A parent’s love is uncompromised. Erin (Luckas) Brown, a 2003 graduate of North Royalton High School, and her husband, Jeff, have been undergoing lab testing and bloodwork since September to discover if either one of them would be a good match to donate a kidney to help save their son’s life.
The couple’s son, Lukas, 21 months old, was born in 2017 with end-stage kidney disease. At birth, it was learned that Lukas’ kidneys were functioning at just 20 percent.
The family, now living in North Carolina, has endured an agonizing journey watching their infant son undergo weeks in the NICU at Levine Children’s Hospital, on dialysis, getting multiple surgeries, regular bloodwork and creatinine levels testing. Pending the results of a month-end CAT scan, Erin may be Lukas’ donor, said Lukas’ aunt, Kristen Hunker, a third-grade teacher in Brunswick who contacted the Royalton Recorder about her nephew’s story.
To assist with medical expenses, which won’t stop following the transplant surgery, the family has started a fund-raising campaign via The Children’s Organ Transplant Association (COTA). It is the nation’s only fund-raising organization solely dedicated to raising dollars in honor of children and young adults in need of life-saving transplants.

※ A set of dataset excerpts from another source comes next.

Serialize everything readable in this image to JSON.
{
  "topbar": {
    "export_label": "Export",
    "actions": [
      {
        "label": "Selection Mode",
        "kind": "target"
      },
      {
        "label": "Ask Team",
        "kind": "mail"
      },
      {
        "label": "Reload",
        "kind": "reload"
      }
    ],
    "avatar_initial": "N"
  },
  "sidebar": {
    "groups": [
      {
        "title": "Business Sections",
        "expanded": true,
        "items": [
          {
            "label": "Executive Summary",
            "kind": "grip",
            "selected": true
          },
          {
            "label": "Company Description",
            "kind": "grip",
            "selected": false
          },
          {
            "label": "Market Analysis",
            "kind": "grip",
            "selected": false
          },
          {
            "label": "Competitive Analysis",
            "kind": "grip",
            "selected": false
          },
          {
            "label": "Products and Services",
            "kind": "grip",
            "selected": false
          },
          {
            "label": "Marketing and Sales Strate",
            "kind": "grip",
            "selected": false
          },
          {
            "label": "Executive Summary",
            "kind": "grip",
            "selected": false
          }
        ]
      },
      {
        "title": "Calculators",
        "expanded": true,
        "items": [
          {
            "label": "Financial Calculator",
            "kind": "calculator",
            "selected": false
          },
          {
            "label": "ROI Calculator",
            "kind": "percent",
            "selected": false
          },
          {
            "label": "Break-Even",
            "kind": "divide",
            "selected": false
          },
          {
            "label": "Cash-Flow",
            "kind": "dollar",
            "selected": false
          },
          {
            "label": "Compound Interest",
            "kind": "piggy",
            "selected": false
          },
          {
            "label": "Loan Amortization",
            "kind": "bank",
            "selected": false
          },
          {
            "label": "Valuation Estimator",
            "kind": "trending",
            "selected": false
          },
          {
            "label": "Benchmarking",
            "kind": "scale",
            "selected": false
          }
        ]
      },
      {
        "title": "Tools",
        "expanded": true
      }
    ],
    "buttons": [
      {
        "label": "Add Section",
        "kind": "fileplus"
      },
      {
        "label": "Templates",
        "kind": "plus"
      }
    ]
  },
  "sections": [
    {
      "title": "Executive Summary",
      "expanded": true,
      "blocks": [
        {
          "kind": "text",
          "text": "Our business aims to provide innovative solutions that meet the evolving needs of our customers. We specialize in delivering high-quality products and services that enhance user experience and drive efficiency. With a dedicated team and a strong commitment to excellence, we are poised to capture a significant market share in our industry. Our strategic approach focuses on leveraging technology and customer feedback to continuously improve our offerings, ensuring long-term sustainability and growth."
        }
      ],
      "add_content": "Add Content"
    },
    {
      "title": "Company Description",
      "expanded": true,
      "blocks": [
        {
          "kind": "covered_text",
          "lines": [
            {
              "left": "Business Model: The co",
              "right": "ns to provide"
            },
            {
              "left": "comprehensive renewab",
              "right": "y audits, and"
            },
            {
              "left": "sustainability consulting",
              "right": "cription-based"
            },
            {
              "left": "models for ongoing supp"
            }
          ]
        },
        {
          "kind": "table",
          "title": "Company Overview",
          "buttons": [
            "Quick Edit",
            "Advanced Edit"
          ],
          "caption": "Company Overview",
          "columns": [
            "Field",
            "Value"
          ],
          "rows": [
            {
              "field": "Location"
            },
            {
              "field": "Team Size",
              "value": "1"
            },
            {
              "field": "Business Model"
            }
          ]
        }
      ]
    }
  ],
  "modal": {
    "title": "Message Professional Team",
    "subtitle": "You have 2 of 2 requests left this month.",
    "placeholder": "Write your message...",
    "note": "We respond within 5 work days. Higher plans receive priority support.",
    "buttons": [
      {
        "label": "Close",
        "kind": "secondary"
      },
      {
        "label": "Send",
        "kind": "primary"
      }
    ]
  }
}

“Lukas will be on anti-rejection medications for his whole life and many medical expenses will not be picked up by his insurance,” Hunker said.
Several local fund-raisers are also in the works and dates are still being determined.
“When you look at Luke, you wouldn’t be able to tell that he is sick or needs a kidney to save his life,” said his mother Erin via Facebook. “There have been many ups and downs and Luke has several scars to prove the tough journey he has endured. He is the strongest, happiest boy you will ever meet. He has brought so much happiness and love to our lives.”
Lukas was officially placed on the kidney donor transplant list last fall. He will need more than one transplant in his lifetime, Erin said.
Following his transplant surgery, Lukas will be in the intensive care unit, sedated, for several weeks for observation and monitoring to make sure his body is adjusting properly to his new kidney, Hunker said. Recovery for the donor is approximately six weeks. The Browns also have a five-year-old daughter.
“Luke has weekly physical, speech and occupational therapy appointments,” Erin said. “He meets with his nephrologist every month for lab work. He will have chronic kidney disease forever and will need more than one kidney transplant in his lifetime.”
Despite their daily hardships, the family remains positive and prayerful. Following his transplant surgery, the toddler still has an uphill battle of special diets, medications and immunosuppression, Erin said.
“It’s been hard,” Hunker said of her nephew’s journey. “We’re not down there with them (in North Carolina) but we try to be as supportive as we all can from afar and that’s why it’s so important to plan these local fund-raising events. Luckily, there is a lot of positivity and prayers that lift their spirits.”